Forcing the remaining unknowns to 0 doesn’t have any impact on parsing in-game, so for now, I simply ignore these. If I figure anything else out later, I’ll add an addendum.

Addendum: Asking the Author

After I completed the analysis, I sent an email to the original author, Wendell Hicken, for him to confirm my assumptions about the remaining unknowns.

He gave me two interesting pieces of information. First, the constant 256 is actually a constant 1 (it’s interpreted as big endian, rather than little endian), and represents a version of the MTN file, in case other versions were added later.

Secondly, he confirmed the remaining unknowns in the header are unused junk data. My assumption is these were likely allocated to allow future expansion or iteration on the file format. This isn’t uncommon, as it simplifies the parser significantly.

With this, we have completely documented the file format!

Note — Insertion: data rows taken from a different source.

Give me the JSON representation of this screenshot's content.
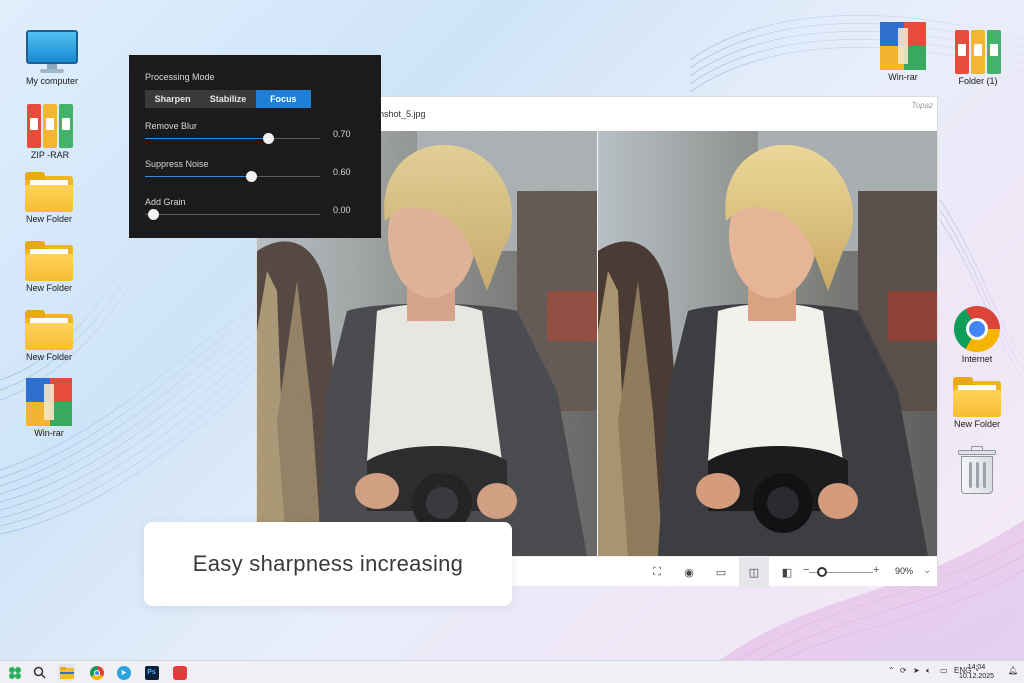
{
  "desktop": {
    "left_icons": [
      {
        "label": "My computer",
        "icon": "computer-icon"
      },
      {
        "label": "ZIP -RAR",
        "icon": "binders-icon"
      },
      {
        "label": "New Folder",
        "icon": "folder-icon"
      },
      {
        "label": "New Folder",
        "icon": "folder-icon"
      },
      {
        "label": "New Folder",
        "icon": "folder-icon"
      },
      {
        "label": "Win-rar",
        "icon": "winrar-icon"
      }
    ],
    "right_icons": [
      {
        "label": "Win-rar",
        "icon": "winrar-icon"
      },
      {
        "label": "Folder (1)",
        "icon": "binders-icon"
      },
      {
        "label": "Internet",
        "icon": "chrome-icon"
      },
      {
        "label": "New Folder",
        "icon": "folder-icon"
      },
      {
        "label": "",
        "icon": "trash-icon"
      }
    ]
  },
  "app": {
    "filename": "eenshot_5.jpg",
    "brand": "Topaz",
    "toolbar": {
      "zoom": "90%",
      "zoom_slider_fraction": 0.2,
      "buttons": [
        "fit-icon",
        "preview-eye-icon",
        "single-view-icon",
        "split-view-icon",
        "compare-icon"
      ],
      "active_button": "split-view-icon"
    }
  },
  "panel": {
    "title": "Processing Mode",
    "modes": [
      "Sharpen",
      "Stabilize",
      "Focus"
    ],
    "active_mode": "Focus",
    "sliders": [
      {
        "label": "Remove Blur",
        "value": "0.70",
        "fraction": 0.7
      },
      {
        "label": "Suppress Noise",
        "value": "0.60",
        "fraction": 0.6
      },
      {
        "label": "Add Grain",
        "value": "0.00",
        "fraction": 0.0
      }
    ]
  },
  "caption": "Easy sharpness increasing",
  "taskbar": {
    "language": "ENG",
    "time": "14:04",
    "date": "10.12.2025"
  },
  "colors": {
    "accent": "#1e7fd8",
    "panel_bg": "#1b1b1d"
  }
}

Tying it all together: Time to Destroy my face

Once I had a successful routine to extract BMPs from MTNs, it was a simple matter to take a BMP, reverse the transformations, and begin generating MTN files.

Conclusion

In the end, there’s not much more to say. The goal was terrifically dumb, but the investigation and resulting tool were quite interesting.

If you’re interested what I’ve discussed here, the code is available on github for you to peruse.

Thanks for reading, and I’d encourage everyone to play some games of Scorched Earth, and destroy my face.